Civil tort suits brought by victims or their families could also create greater accountability, though here too there are obstacles posed by our current legal framework. A number of cases are percolating their way through the courts, including cases brought by troops injured by contractors, contractors injured by contractors, and third-parties injured by contractors. These cases face various hurdles, such as the political question doctrine, state secrets, and preemption of state law tort claims through extending the Federal Tort Claims Act (FTCA) governmental immunities to contractors. Courts have taken varying approaches to all of these doctrines, but in my view there should be a narrow path forward for claims in which the underlying conduct would constitute a serious violation of international law (such as torture) and the contractor retains discretion and does not effectively stand in the shoes of the government.
For example, in the recent Saleh case brought by Abu Ghraib torture victims against CACI International, I think the D.C. Circuit took an overly broad approach to immunity and preemption. Judge Silberman authored an opinion that concluded that the contractor had immunity because it was “integrated into combat activities” even though military commanders had no jurisdiction over it. It is true that by enacting the FTCA, Congress gave some government actors immunity from tort claims so that federal court litigation would not get in the way of important military and security decisions. But that does not mean this immunity should automatically also apply to all contractors.

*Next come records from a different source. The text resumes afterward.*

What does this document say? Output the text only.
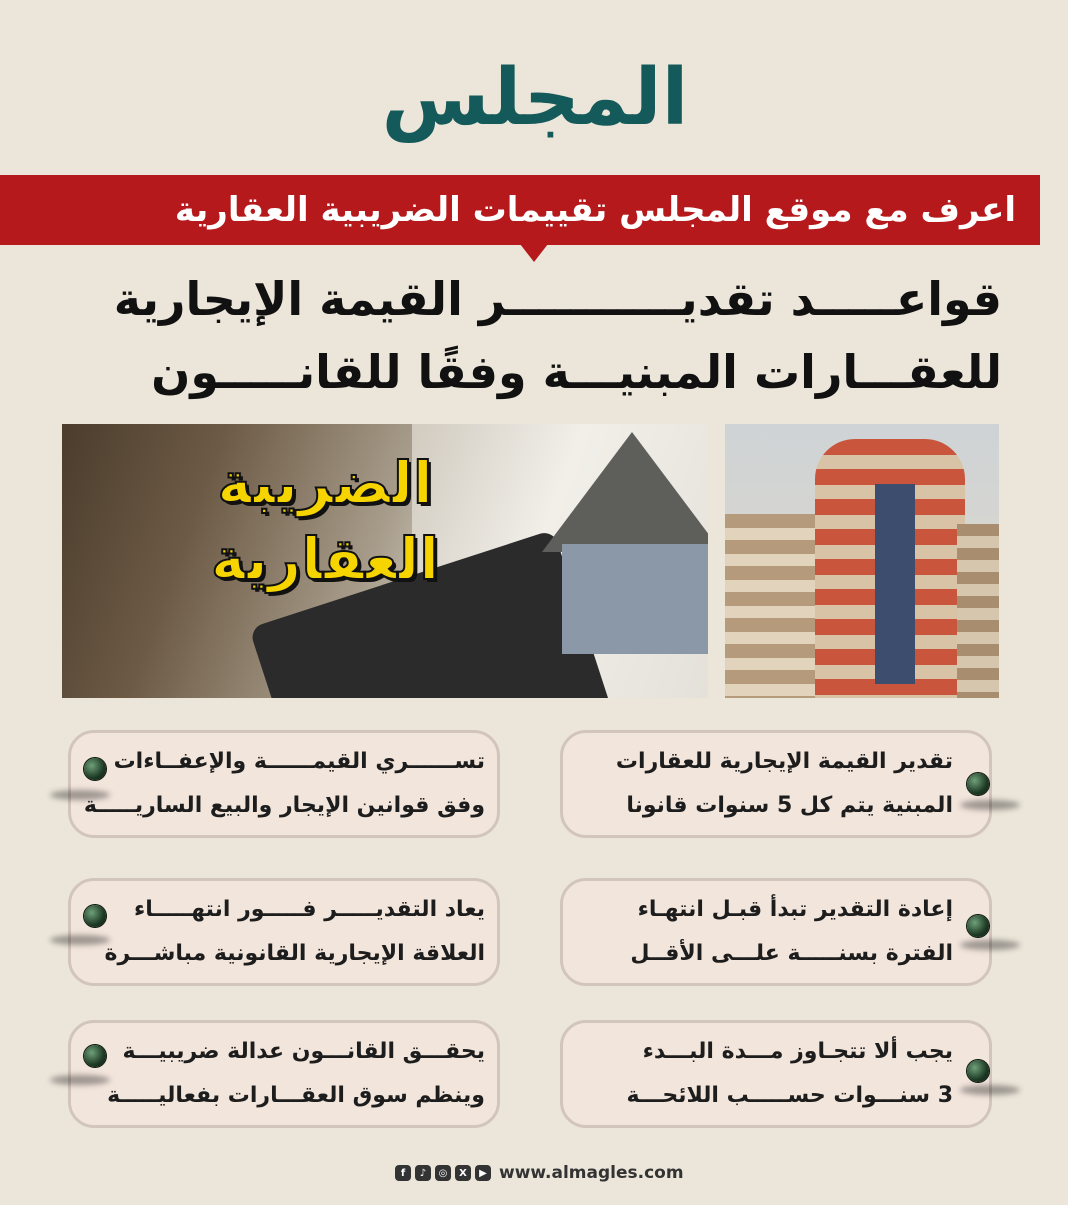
المجلس
اعرف مع موقع المجلس تقييمات الضريبية العقارية
قواعـــــد تقديـــــــــــر القيمة الإيجارية
للعقـــارات المبنيـــة وفقًا للقانـــــون
الضريبة
العقارية
تقدير القيمة الإيجارية للعقارات
المبنية يتم كل 5 سنوات قانونا
تســــــري القيمــــــة والإعفــاءات
وفق قوانين الإيجار والبيع الساريـــــة
إعادة التقدير تبدأ قبـل انتهـاء
الفترة بسنـــــة علـــى الأقــل
يعاد التقديـــــر فـــــور انتهـــــاء
العلاقة الإيجارية القانونية مباشـــرة
يجب ألا تتجـاوز مـــدة البـــدء
3 سنـــوات حســـــب اللائحـــة
يحقـــق القانـــون عدالة ضريبيـــة
وينظم سوق العقـــارات بفعاليـــــة
f	♪	◎	X	▶ www.almagles.com
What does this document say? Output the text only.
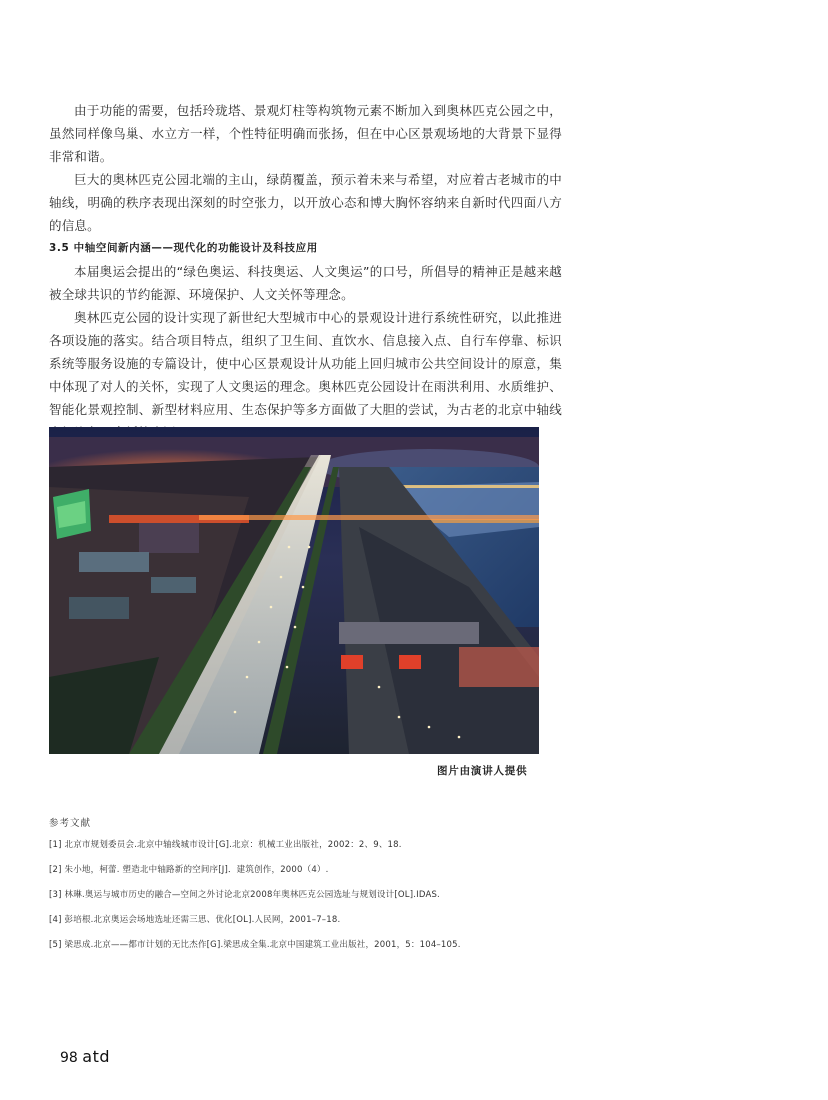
由于功能的需要，包括玲珑塔、景观灯柱等构筑物元素不断加入到奥林匹克公园之中，虽然同样像鸟巢、水立方一样，个性特征明确而张扬，但在中心区景观场地的大背景下显得非常和谐。

巨大的奥林匹克公园北端的主山，绿荫覆盖，预示着未来与希望，对应着古老城市的中轴线，明确的秩序表现出深刻的时空张力，以开放心态和博大胸怀容纳来自新时代四面八方的信息。

3.5 中轴空间新内涵——现代化的功能设计及科技应用

本届奥运会提出的“绿色奥运、科技奥运、人文奥运”的口号，所倡导的精神正是越来越被全球共识的节约能源、环境保护、人文关怀等理念。

奥林匹克公园的设计实现了新世纪大型城市中心的景观设计进行系统性研究，以此推进各项设施的落实。结合项目特点，组织了卫生间、直饮水、信息接入点、自行车停靠、标识系统等服务设施的专篇设计，使中心区景观设计从功能上回归城市公共空间设计的原意，集中体现了对人的关怀，实现了人文奥运的理念。奥林匹克公园设计在雨洪利用、水质维护、智能化景观控制、新型材料应用、生态保护等多方面做了大胆的尝试，为古老的北京中轴线

图片由演讲人提供
参考文献
[1] 北京市规划委员会.北京中轴线城市设计[G].北京：机械工业出版社，2002：2、9、18.
[2] 朱小地，柯蕾. 塑造北中轴路新的空间序[J]．建筑创作，2000（4）.
[3] 林琳.奥运与城市历史的融合—空间之外讨论北京2008年奥林匹克公园选址与规划设计[OL].IDAS.
[4] 彭培根.北京奥运会场地选址还需三思、优化[OL].人民网，2001–7–18.
[5] 梁思成.北京——都市计划的无比杰作[G].梁思成全集.北京中国建筑工业出版社，2001，5：104–105.
98 atd
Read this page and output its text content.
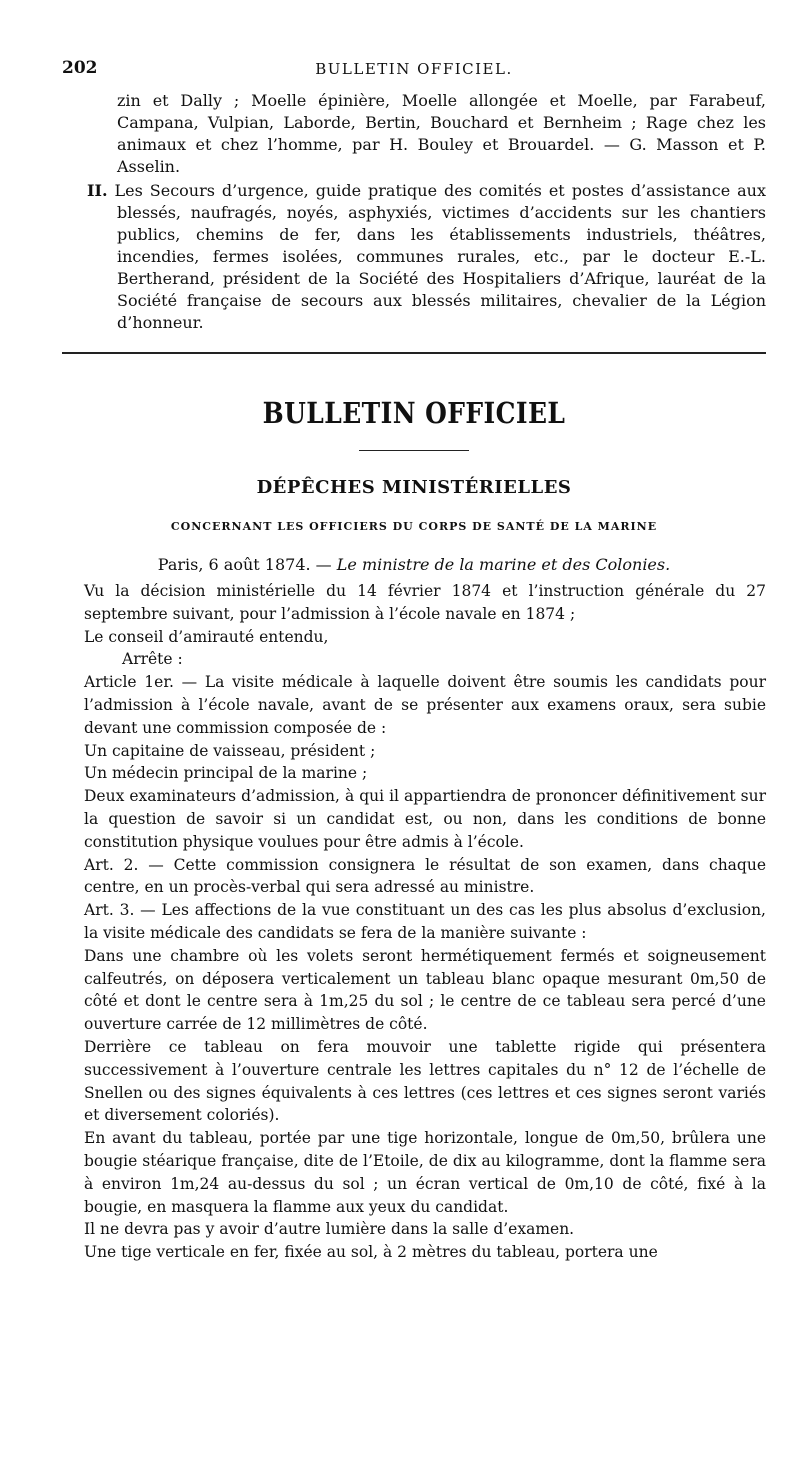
202	BULLETIN OFFICIEL.

zin et Dally ; Moelle épinière, Moelle allongée et Moelle, par Farabeuf, Campana, Vulpian, Laborde, Bertin, Bouchard et Bernheim ; Rage chez les animaux et chez l’homme, par H. Bouley et Brouardel. — G. Masson et P. Asselin.

II. Les Secours d’urgence, guide pratique des comités et postes d’assistance aux blessés, naufragés, noyés, asphyxiés, victimes d’accidents sur les chantiers publics, chemins de fer, dans les établissements industriels, théâtres, incendies, fermes isolées, communes rurales, etc., par le docteur E.-L. Bertherand, président de la Société des Hospitaliers d’Afrique, lauréat de la Société française de secours aux blessés militaires, chevalier de la Légion d’honneur.

BULLETIN OFFICIEL
DÉPÊCHES MINISTÉRIELLES
CONCERNANT LES OFFICIERS DU CORPS DE SANTÉ DE LA MARINE
Paris, 6 août 1874. — Le ministre de la marine et des Colonies.

Vu la décision ministérielle du 14 février 1874 et l’instruction générale du 27 septembre suivant, pour l’admission à l’école navale en 1874 ;

Le conseil d’amirauté entendu,

Arrête :

Article 1er. — La visite médicale à laquelle doivent être soumis les candidats pour l’admission à l’école navale, avant de se présenter aux examens oraux, sera subie devant une commission composée de :

Un capitaine de vaisseau, président ;

Un médecin principal de la marine ;

Deux examinateurs d’admission, à qui il appartiendra de prononcer définitivement sur la question de savoir si un candidat est, ou non, dans les conditions de bonne constitution physique voulues pour être admis à l’école.

Art. 2. — Cette commission consignera le résultat de son examen, dans chaque centre, en un procès-verbal qui sera adressé au ministre.

Art. 3. — Les affections de la vue constituant un des cas les plus absolus d’exclusion, la visite médicale des candidats se fera de la manière suivante :

Dans une chambre où les volets seront hermétiquement fermés et soigneusement calfeutrés, on déposera verticalement un tableau blanc opaque mesurant 0m,50 de côté et dont le centre sera à 1m,25 du sol ; le centre de ce tableau sera percé d’une ouverture carrée de 12 millimètres de côté.

Derrière ce tableau on fera mouvoir une tablette rigide qui présentera successivement à l’ouverture centrale les lettres capitales du n° 12 de l’échelle de Snellen ou des signes équivalents à ces lettres (ces lettres et ces signes seront variés et diversement coloriés).

En avant du tableau, portée par une tige horizontale, longue de 0m,50, brûlera une bougie stéarique française, dite de l’Etoile, de dix au kilogramme, dont la flamme sera à environ 1m,24 au-dessus du sol ; un écran vertical de 0m,10 de côté, fixé à la bougie, en masquera la flamme aux yeux du candidat.

Il ne devra pas y avoir d’autre lumière dans la salle d’examen.

Une tige verticale en fer, fixée au sol, à 2 mètres du tableau, portera une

I think the district court decision that Silberman overruled actually had the better approach. Essentially, that opinion concluded that where government actors closely supervise contractors, the contractors are effectively operating as an arm of government and are following orders of governmental officials, and so should get the benefit of immunity. But when contractors lack such supervision and oversight, and are therefore operating largely on their own, the immunity should not automatically apply. Thus, the district court judge determined that the contract translators at the prison were entitled to immunity, but the contract interrogators were not.
This sort of nuanced distinction seems to me to be an entirely reasonable and workable approach to immunity issues. I think there is a good parallel in the domestic context, where the U.S. Supreme Court (in Richardson v. McKnight) has allowed tort litigation to proceed against private prison guards based on their discretionary activities.
Moreover, this approach is particularly justified when the underlying conduct that serves as the basis for the claim is torture or another egregious violation of international law. An Obama administration brief recently made this point in Al-Shimari, a Fourth Circuit case similar to Saleh, in which an en banc panel dismissed appeals from a pair of district court decisions that denied contractors’ motions to dismiss two suits arising from the Abu Ghraib prison abuse.